Note: This review is from the 2015 Fringe


@ theSpace on Niddry St, Edinburgh, until Sun 29 Aug 2015 (times vary)

This anti-war play from writer/performer Susanne Sulby starts well, as she switches character between a TV war correspondent, a Bosnian woman POW and an American Soccer Mom who finds herself drawn to try to understand the lack of humanity she sees on her TV screen every night. In between, she mixes poetry and recollections from previous conflicts.

The Soccer Mom is the key role here. Her bewilderment at what appears to be the same war with the same consequences playing out in different lands, is wholly believable, as is her sense of impotence whilst trying to do what she can to help.

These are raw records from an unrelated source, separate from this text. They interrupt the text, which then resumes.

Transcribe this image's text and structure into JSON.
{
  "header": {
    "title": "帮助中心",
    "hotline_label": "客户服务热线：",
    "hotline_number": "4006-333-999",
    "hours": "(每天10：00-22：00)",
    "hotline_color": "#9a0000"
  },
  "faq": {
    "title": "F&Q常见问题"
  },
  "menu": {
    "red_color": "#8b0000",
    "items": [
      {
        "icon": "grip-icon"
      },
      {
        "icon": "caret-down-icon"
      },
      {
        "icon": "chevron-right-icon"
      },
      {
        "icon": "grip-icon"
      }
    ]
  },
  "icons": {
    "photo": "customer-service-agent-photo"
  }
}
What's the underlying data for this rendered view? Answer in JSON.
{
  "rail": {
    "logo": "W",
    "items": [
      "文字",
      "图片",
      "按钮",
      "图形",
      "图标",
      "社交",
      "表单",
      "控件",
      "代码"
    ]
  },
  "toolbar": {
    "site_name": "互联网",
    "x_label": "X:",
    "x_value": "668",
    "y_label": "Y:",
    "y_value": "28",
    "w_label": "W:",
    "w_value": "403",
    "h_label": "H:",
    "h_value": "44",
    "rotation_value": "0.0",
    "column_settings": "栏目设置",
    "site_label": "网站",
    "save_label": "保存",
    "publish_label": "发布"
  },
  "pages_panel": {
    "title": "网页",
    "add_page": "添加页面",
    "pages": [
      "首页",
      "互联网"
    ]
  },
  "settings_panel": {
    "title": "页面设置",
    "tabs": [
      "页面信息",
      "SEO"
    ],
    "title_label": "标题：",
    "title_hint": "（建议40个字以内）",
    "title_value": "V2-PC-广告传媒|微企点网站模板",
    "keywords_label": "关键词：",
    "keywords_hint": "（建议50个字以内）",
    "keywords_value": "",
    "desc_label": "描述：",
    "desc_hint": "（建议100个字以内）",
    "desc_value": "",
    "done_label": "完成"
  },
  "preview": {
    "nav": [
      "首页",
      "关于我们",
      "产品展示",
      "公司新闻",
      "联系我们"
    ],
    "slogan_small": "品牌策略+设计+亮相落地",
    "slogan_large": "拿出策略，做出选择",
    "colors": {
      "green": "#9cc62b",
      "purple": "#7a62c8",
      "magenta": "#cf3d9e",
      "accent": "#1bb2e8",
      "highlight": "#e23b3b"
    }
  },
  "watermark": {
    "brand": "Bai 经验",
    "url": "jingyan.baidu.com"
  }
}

However, the play falls down in making its conclusions. When it outlines the horrors of war and lack of logic in attempting to solve disputes with violence, it is at it strongest; almost everyone has watched TV reports and asked, ‘why?’ Yet the simplistic solutions to conflict that Sulby gives to her war correspondent—precisely the one character who might understand how complex finding peace might be—are straight out of the 1960s Haight-Ashbury pop-up book of clichés: we need to love each other more, understand, forgive and empathise. All true, but if that’s all it took, then we’d probably be war free by now.

The desire for a conclusion, to wrap a show up with a passionate statement, is understandable. However, had the show left the audience without any answers and left them to dwell on the illogicality of conflict, it would have been a stronger piece and a more honest ending.